Monday, December 16, 2013

Low Tide Bonanza

It was low tide on Sarasota Bay early this morning, producing broad mudflats and vast shallows near our condo.  Large mixed flocks of waders scoured those feeding grounds, including great blue, tricolored and little blue herons, great, snowy and reddish egrets, roseate spoonbills and wood storks.  Flotillas of American white pelicans fed in unison, belted kingfishers chattered above the shallows and green herons, black-crowned and yellow-crowned night herons hunted beneath the mangrove borders.

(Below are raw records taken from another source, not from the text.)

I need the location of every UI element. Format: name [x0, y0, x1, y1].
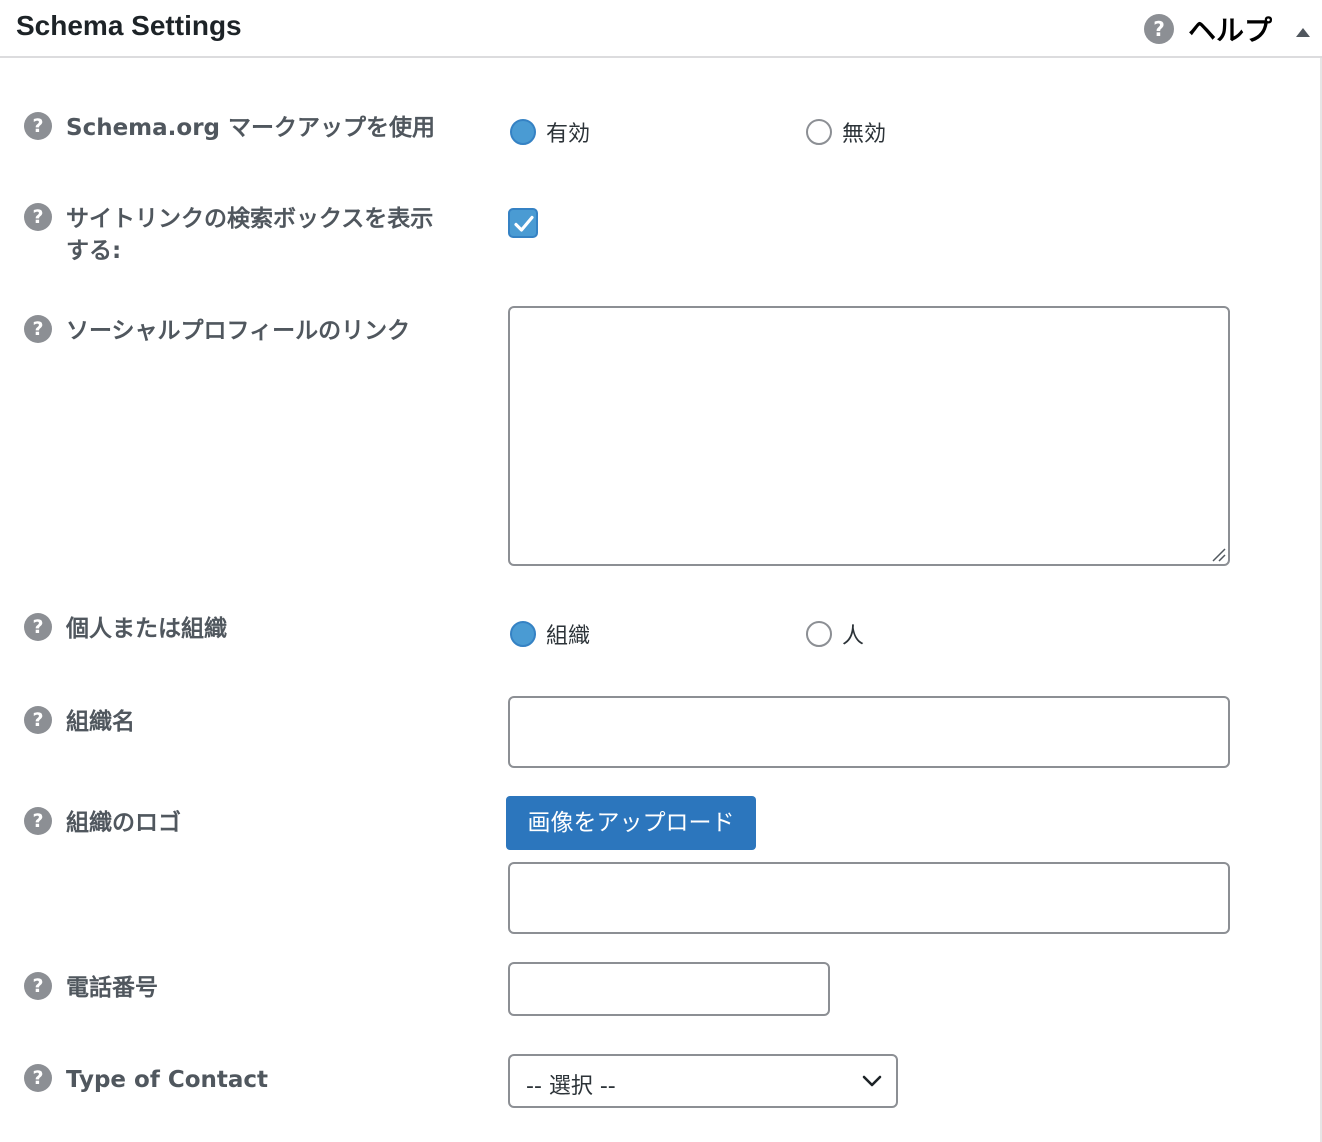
triangle-up-icon[interactable]: [1296, 28, 1310, 37]
schema-markup-enabled-label: 有効: [546, 122, 591, 147]
contact-type-select[interactable]: -- 選択 --: [508, 1054, 898, 1108]
sitelinks-search-label: サイトリンクの検索ボックスを表示 する:: [66, 203, 433, 267]
org-name-input[interactable]: [508, 696, 1230, 768]
contact-type-label-row: ? Type of Contact: [24, 1064, 464, 1096]
upload-image-button[interactable]: 画像をアップロード: [506, 796, 756, 850]
question-circle-icon[interactable]: ?: [24, 1064, 52, 1092]
question-circle-icon[interactable]: ?: [24, 112, 52, 140]
org-name-label: 組織名: [66, 709, 135, 735]
schema-markup-disabled-radio[interactable]: [806, 119, 832, 145]
question-circle-icon: ?: [1144, 14, 1174, 44]
question-circle-icon[interactable]: ?: [24, 706, 52, 734]
org-logo-label-row: ? 組織のロゴ: [24, 807, 464, 839]
sitelinks-search-label-line2: する:: [66, 238, 122, 264]
sitelinks-search-checkbox[interactable]: [508, 208, 538, 238]
resize-handle-icon[interactable]: [1210, 546, 1226, 562]
org-option[interactable]: 組織: [510, 618, 590, 650]
schema-markup-disabled-option[interactable]: 無効: [806, 116, 886, 148]
org-name-label-row: ? 組織名: [24, 706, 464, 738]
org-option-label: 組織: [546, 624, 591, 649]
question-circle-icon[interactable]: ?: [24, 613, 52, 641]
checkmark-icon: [514, 215, 534, 232]
sitelinks-search-label-row: ? サイトリンクの検索ボックスを表示 する:: [24, 203, 464, 267]
person-radio[interactable]: [806, 621, 832, 647]
contact-type-label: Type of Contact: [66, 1067, 269, 1093]
social-profiles-textarea[interactable]: [508, 306, 1230, 566]
chevron-down-icon: [862, 1075, 882, 1087]
contact-type-selected-value: -- 選択 --: [526, 1074, 616, 1099]
question-circle-icon[interactable]: ?: [24, 203, 52, 231]
phone-input[interactable]: [508, 962, 830, 1016]
person-option-label: 人: [842, 624, 865, 649]
question-circle-icon[interactable]: ?: [24, 972, 52, 1000]
org-radio[interactable]: [510, 621, 536, 647]
help-toggle[interactable]: ? ヘルプ: [1144, 12, 1273, 47]
phone-label: 電話番号: [66, 975, 158, 1001]
schema-markup-enabled-option[interactable]: 有効: [510, 116, 590, 148]
org-logo-url-input[interactable]: [508, 862, 1230, 934]
person-or-org-label-row: ? 個人または組織: [24, 613, 464, 645]
schema-markup-label-row: ? Schema.org マークアップを使用: [24, 112, 464, 144]
metabox-header: Schema Settings ? ヘルプ: [0, 0, 1322, 58]
schema-markup-enabled-radio[interactable]: [510, 119, 536, 145]
question-circle-icon[interactable]: ?: [24, 807, 52, 835]
social-profiles-label-row: ? ソーシャルプロフィールのリンク: [24, 315, 464, 347]
org-logo-label: 組織のロゴ: [66, 810, 181, 836]
question-circle-icon[interactable]: ?: [24, 315, 52, 343]
person-or-org-label: 個人または組織: [66, 616, 227, 642]
metabox-title: Schema Settings: [16, 10, 242, 41]
schema-markup-label: Schema.org マークアップを使用: [66, 115, 436, 141]
social-profiles-label: ソーシャルプロフィールのリンク: [66, 318, 411, 344]
schema-markup-disabled-label: 無効: [842, 122, 887, 147]
person-option[interactable]: 人: [806, 618, 864, 650]
phone-label-row: ? 電話番号: [24, 972, 464, 1004]
help-label: ヘルプ: [1188, 14, 1273, 47]
sitelinks-search-label-line1: サイトリンクの検索ボックスを表示: [66, 206, 434, 232]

Double-crested cormorants and red-breasted mergansers, which usually dive for their meals, merely stuck their heads beneath the surface to grab their prey.  Larger fish had been forced into the boat channel, improving the success of dolphins, ospreys, bald eagles and brown pelicans that hunt those deeper waters.  Attracted by this feeding frenzy, laughing gulls arrived to steal what they could while royal and least terns dove to catch their own fingerlings.  Finally, shorebirds and raccoons perused the mudflats, feasting on a host of mollusks, crustaceans and other marine invertebrates.

Low tide provides a feeding bonanza for a wide variety of species and a viewing bonanza for those of us who enjoy watching the spectacle.  Over an hour or two, one can stroll along the shore, observing most of the water birds that inhabit the region.  And, if you miss the show, it will play out again in about twelve hours!